Primero fue el curso de Instructor Nacional y tres años de dar clase en escuela para después ser uno de los primeros instructores independientes del cerro Catedral. Fueron años duros pero maravillosos. Siguió la formación para guía de pesca del Parque Nacional Nahuel Huapi.
“Pero también había algo más que siempre me había atraído y compartido -y mucho- con mi madre en Buenos Aires y era el amor por la cocina. No puedo decir exactamente en qué momento fue que surgió mi culto por la gastronomía. Pero, como todas las causalidades de mi vida, un día sucedió que vino a quedarse en casa un amigo de la vida llamado Alec, con el cual navegábamos imprudentemente a vela de algodón, cruzándonos de tanto en tanto de Buenos Aires a la Barra de San Juan en Uruguay”.
Juntos montaron un bar en la gran casa del Lago Gutierrez donde Víctor había vivido durante los primeros años de su estancia en Bariloche. “Un día fuimos a comer una fondue a un conocido restaurante de Bariloche llamado La Cave. Sus dueños, Claude y Gerald (ambos franceses y él exsoldado mercenario de la famosa Legión Extranjera), habiendo conocido previamente nuestro bar, por un encanto mutuo, nos ofrecieron enseñarnos los secretos de la fondue de queso y convertir nuestro bar en restaurante. Y así fue como surgió el Old King´s Pub, lugar cálido y emblemático de los años 80 y 90, escondido en un bosque de cipreses”.
Muchos años más tarde -cuando ya Old King’s formaba parte del recuerdo- surgieron otros proyectos en el rubro, incluido uno en Buenos Aires, sobre la calle Florida del centro porteño y de nombre Chablis. “Además de construirlo solo, duré un año y medio. Me volví a dar cuenta de que Buenos Aires no era lo mío a pesar que el restaurant sigue funcionando”.

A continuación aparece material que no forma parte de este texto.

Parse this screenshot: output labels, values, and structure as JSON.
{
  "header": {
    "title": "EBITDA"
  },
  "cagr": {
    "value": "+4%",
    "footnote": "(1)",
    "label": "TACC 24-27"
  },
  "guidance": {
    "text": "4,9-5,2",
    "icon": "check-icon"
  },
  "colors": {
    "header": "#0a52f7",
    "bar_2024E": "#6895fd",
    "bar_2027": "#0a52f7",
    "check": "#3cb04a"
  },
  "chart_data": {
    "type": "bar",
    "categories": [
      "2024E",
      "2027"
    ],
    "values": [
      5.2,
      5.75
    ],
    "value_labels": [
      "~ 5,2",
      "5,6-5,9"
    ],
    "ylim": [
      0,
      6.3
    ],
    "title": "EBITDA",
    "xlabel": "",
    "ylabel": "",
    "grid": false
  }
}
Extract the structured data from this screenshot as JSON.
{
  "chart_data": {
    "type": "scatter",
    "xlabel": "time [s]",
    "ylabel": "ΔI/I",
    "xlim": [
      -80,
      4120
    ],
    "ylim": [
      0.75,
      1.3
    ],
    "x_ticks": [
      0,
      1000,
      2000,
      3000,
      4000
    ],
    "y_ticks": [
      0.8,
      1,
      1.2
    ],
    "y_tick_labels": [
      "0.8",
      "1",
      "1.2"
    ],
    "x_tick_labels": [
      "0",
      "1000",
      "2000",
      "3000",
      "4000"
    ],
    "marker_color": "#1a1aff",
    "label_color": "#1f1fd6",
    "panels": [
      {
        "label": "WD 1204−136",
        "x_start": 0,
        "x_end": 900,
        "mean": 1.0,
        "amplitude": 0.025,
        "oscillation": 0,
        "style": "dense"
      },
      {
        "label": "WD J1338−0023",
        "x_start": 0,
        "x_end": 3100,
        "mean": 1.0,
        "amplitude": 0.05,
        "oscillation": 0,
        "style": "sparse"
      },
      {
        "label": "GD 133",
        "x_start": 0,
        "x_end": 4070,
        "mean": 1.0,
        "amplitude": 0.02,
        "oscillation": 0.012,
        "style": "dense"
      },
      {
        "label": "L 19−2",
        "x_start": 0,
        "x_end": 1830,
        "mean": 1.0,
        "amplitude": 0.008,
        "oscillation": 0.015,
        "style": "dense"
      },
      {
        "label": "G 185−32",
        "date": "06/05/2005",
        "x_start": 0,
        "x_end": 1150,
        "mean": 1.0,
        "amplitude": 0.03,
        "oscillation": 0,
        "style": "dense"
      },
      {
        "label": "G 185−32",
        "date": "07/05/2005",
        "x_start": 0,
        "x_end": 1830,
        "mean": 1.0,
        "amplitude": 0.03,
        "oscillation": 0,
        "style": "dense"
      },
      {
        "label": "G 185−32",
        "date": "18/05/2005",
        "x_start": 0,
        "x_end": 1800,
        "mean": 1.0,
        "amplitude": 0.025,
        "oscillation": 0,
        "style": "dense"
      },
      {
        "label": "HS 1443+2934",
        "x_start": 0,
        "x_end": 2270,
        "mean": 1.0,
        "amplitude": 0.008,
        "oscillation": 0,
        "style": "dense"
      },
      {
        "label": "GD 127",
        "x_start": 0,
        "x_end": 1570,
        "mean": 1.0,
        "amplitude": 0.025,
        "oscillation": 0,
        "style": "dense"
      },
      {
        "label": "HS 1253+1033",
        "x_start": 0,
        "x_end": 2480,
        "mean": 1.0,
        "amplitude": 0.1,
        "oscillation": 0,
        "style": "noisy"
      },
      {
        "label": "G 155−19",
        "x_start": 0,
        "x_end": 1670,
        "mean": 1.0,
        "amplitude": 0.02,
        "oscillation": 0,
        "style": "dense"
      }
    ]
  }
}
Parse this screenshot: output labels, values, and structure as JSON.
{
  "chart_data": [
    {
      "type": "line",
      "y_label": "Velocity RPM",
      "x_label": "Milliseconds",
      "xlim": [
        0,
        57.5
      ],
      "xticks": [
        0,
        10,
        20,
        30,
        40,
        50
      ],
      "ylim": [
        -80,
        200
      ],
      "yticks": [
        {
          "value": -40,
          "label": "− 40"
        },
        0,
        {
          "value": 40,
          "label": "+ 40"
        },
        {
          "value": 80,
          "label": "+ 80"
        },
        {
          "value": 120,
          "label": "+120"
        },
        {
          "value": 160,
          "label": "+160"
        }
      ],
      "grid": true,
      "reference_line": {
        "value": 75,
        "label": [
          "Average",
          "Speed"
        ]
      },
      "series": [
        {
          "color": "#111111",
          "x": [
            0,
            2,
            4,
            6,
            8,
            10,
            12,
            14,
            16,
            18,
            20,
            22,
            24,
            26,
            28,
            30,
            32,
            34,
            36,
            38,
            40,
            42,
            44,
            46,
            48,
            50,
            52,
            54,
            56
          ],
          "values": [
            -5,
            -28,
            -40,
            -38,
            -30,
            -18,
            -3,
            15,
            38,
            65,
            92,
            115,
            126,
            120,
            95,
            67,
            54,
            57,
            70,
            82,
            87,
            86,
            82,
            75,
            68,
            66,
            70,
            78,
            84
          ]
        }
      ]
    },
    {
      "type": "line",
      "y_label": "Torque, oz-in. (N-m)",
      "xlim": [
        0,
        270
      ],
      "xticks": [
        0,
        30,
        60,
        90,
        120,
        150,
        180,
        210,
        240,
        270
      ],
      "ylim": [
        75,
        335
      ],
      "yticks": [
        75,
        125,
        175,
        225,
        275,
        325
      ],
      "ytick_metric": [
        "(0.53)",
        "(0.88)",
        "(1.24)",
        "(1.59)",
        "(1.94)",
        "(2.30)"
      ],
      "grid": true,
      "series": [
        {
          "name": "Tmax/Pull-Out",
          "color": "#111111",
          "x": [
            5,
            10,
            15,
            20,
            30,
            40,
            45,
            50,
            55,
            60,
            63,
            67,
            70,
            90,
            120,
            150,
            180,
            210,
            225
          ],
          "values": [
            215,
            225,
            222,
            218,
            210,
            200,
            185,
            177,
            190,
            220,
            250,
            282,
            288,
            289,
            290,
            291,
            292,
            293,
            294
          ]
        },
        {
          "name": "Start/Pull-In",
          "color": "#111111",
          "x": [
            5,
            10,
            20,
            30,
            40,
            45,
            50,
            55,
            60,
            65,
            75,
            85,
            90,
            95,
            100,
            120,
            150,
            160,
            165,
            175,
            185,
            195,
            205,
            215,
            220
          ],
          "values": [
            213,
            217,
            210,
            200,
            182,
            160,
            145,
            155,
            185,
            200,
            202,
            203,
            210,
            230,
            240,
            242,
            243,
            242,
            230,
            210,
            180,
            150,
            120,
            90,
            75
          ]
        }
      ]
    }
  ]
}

La vida hoy transcurre entre veranos en el lago e inviernos en la montaña. Víctor formó familia con Gabriela y tiene dos hijas: Vera de 13 años y Martina de 3. Su madre, por su parte, luego de haberse negado durante años al cambio de vida que proponía el padre de Víctor, tomó la decisión de establecerse en la ciudad. Hoy vive sola, feliz, se dedica a la jardinería y acaba de renovar el registro de conducir. “Por supuesto que vivir en Bariloche sin lugar a dudas hace a la calidad de vida. Es un buen lugar para criar a mis hijas, aunque más adelante cuando crezcan seguramente se irán a Buenos Aires a estudiar. Un consejo de persona mayor: si hay una vocación, hay que seguirla a donde sea que lleve. Siempre lo dije, si tuviera que vivir en otro lugar que no fuera Bariloche, me iría del país”.